An ISP is your Internet Service Provider. That is the company you pay to hook you up online and give you an email address. Email, electronic mail, is the way you will be exchanging letters on the Internet. The web (WWW - World Wide Web) is the place you find websites and just about everything you can imagine. Later, you can add your own personal pages to the Internet.
That's not all you can do online. Likely you have heard about chatting. One method is on the web, on a website, using your web browser. There is another way, it's called IRC (Internet Relay Chat). For IRC chatting you will need different software, mIRC is the most popular.
The last big area of the Internet for you to explore is Usenet, also known as newsgroups. Although they are not part of the web you can read the newsgroups with most web browsers. In the early days of the Internet you would have downloaded a news reader, like Free Agent. The newsgroups are a vast network of message boards, accessible to people all over the world. It's like chat but you have to wait longer to hear back from people and they call the messages, posts.

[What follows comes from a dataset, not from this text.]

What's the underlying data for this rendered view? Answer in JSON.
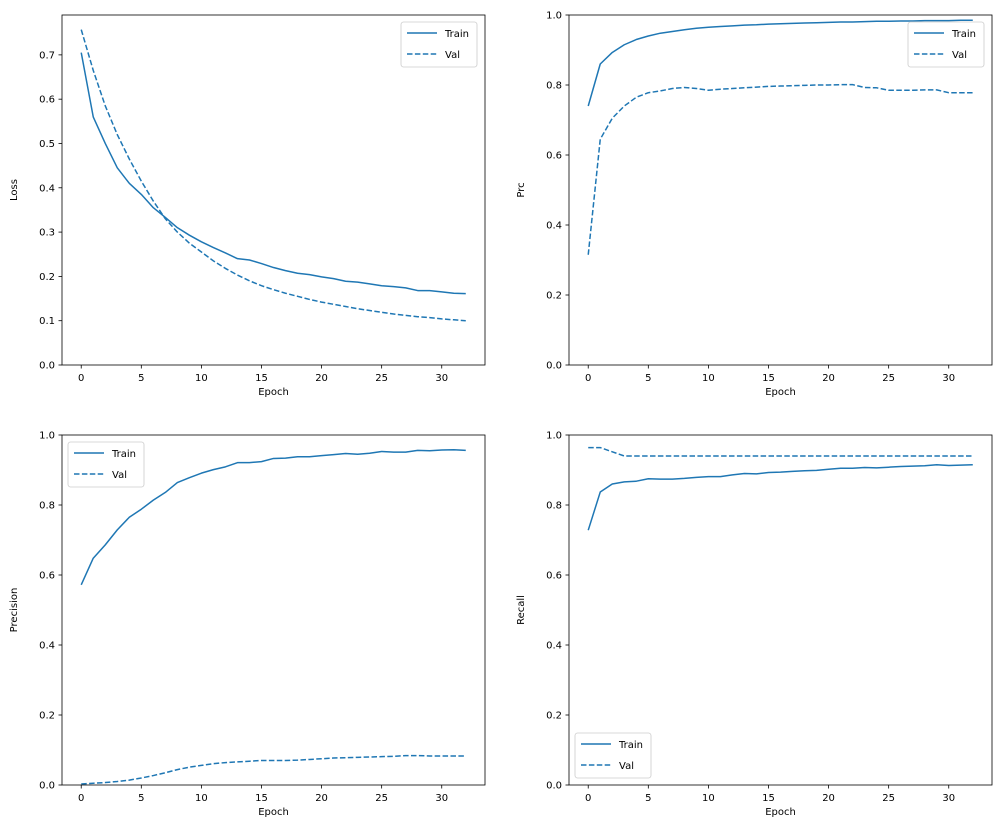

Each area of the Internet used to need special software for you to access them. Now, the main thing you need is called a web browser. Lets back track just a bit. Software is a program (from a CD usually) you load into your computer. Hardware is the stuff you can actually, physically, touch like your keyboard, mouse and monitor. Back to software. There are different types of software: freeware, shareware, adware, spyware, demos and full versions. It's not as complicated as it sounds. If you go shopping for software, freeware is free to use. The rest are trial versions or you look at advertising while you run the software.